“Yes,” said Rollo. “I think it must have been as terrible as the fire in the city.”

“It was very lonesome too,” said Dorothy; “only us four fighting such a great fire.”

“What should you have done,” asked Rollo, “if your house had taken fire, and got burned down?”

“O, my father would have built us a camp, and we should have lived in that until he could have time to build us another house. But then I don’t know what we should have done for hay all the next winter for our oxen and cows. Father was much more afraid for the barn than for the house.”

“O Dorothy!” said Rollo. “Why, there was all the furniture in the house, and that would have been burned up.”

“No,” replied Dorothy, “there was not much furniture; and what there was we could have got out while the house was burning. The hay was the great thing—the winter’s stock of hay.”

And thus ended Dorothy’s account of the fire in the woods.

QUESTIONS.

To whom did Rollo attempt to describe the fire which he had witnessed in the city?
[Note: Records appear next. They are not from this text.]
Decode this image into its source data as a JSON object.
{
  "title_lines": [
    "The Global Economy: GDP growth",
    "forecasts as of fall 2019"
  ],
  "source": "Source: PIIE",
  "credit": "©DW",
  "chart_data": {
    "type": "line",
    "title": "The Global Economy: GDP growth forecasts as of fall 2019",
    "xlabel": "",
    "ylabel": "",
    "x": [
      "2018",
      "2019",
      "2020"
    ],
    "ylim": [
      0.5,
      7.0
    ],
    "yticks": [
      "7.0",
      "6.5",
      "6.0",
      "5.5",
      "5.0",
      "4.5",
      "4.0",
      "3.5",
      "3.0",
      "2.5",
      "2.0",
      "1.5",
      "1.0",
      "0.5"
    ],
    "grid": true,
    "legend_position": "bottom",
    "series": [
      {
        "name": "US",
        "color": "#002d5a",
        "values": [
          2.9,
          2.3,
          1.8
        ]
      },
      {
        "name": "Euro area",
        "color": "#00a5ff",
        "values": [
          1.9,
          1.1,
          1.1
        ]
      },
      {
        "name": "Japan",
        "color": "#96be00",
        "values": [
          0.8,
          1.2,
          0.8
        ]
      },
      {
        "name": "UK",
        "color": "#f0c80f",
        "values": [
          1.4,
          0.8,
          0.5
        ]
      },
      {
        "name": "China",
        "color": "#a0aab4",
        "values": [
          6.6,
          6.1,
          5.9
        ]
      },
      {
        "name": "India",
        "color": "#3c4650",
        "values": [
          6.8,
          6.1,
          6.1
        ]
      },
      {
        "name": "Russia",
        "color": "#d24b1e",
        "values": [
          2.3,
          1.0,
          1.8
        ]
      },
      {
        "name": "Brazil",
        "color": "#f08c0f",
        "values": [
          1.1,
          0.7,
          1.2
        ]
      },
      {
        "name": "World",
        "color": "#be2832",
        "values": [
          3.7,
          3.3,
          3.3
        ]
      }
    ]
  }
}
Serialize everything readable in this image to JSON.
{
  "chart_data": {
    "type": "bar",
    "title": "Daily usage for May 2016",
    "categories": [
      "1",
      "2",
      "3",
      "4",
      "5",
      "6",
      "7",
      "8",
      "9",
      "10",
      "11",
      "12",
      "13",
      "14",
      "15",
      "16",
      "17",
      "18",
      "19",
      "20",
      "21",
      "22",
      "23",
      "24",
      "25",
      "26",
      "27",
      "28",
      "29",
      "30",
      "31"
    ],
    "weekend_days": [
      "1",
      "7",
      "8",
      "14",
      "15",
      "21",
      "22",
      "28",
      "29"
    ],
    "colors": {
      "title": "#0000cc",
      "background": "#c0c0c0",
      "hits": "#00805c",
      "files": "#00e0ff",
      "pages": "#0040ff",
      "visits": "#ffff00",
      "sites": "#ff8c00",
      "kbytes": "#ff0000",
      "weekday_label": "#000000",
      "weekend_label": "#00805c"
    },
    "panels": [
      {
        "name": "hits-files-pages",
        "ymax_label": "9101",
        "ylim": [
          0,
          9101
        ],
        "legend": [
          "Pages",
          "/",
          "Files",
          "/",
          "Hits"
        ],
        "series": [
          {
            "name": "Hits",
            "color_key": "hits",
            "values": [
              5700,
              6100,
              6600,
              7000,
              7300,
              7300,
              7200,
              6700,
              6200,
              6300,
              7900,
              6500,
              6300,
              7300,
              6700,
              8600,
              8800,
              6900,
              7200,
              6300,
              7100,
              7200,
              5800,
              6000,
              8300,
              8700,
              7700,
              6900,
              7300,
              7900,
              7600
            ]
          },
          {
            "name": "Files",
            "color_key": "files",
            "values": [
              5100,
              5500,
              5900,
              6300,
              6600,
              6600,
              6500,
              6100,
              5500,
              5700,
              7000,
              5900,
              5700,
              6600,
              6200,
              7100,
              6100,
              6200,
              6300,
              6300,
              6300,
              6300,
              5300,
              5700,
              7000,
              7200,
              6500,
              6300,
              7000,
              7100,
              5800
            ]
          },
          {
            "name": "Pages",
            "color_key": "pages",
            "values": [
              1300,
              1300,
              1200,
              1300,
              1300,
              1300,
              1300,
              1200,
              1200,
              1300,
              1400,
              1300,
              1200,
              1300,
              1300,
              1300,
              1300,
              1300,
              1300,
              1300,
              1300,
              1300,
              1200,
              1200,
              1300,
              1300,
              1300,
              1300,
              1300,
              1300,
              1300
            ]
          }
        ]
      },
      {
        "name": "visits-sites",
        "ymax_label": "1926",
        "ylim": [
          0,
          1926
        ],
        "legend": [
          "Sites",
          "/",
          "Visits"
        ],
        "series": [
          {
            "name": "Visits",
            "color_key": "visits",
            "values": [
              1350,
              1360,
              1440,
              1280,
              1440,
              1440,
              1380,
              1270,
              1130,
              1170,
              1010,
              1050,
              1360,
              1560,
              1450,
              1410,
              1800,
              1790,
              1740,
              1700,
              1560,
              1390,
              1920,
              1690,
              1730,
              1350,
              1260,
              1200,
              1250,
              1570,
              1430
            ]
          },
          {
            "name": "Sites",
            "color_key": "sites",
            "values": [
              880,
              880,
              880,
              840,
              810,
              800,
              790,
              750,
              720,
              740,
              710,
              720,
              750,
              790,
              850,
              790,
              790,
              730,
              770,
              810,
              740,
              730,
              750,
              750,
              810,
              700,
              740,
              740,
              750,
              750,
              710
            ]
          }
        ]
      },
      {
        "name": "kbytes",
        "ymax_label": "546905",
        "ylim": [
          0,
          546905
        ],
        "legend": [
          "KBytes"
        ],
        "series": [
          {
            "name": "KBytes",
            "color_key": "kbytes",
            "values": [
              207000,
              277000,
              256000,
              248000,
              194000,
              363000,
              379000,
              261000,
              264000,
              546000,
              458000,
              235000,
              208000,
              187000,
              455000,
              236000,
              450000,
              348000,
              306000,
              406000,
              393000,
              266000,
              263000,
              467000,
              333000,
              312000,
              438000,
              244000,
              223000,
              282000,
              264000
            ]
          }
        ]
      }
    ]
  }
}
How did he succeed in the description? What was the difficulty? What scene did Dorothy attempt to describe to Rollo? What is a cut-down? In what sort of a place did her father live when the fire in the woods occurred? How did the fire first take? What was its progress the first day? What appearances did it present to Dorothy? How did they hope that it would be extinguished? Describe what took place on the night when the fire reached the clearing.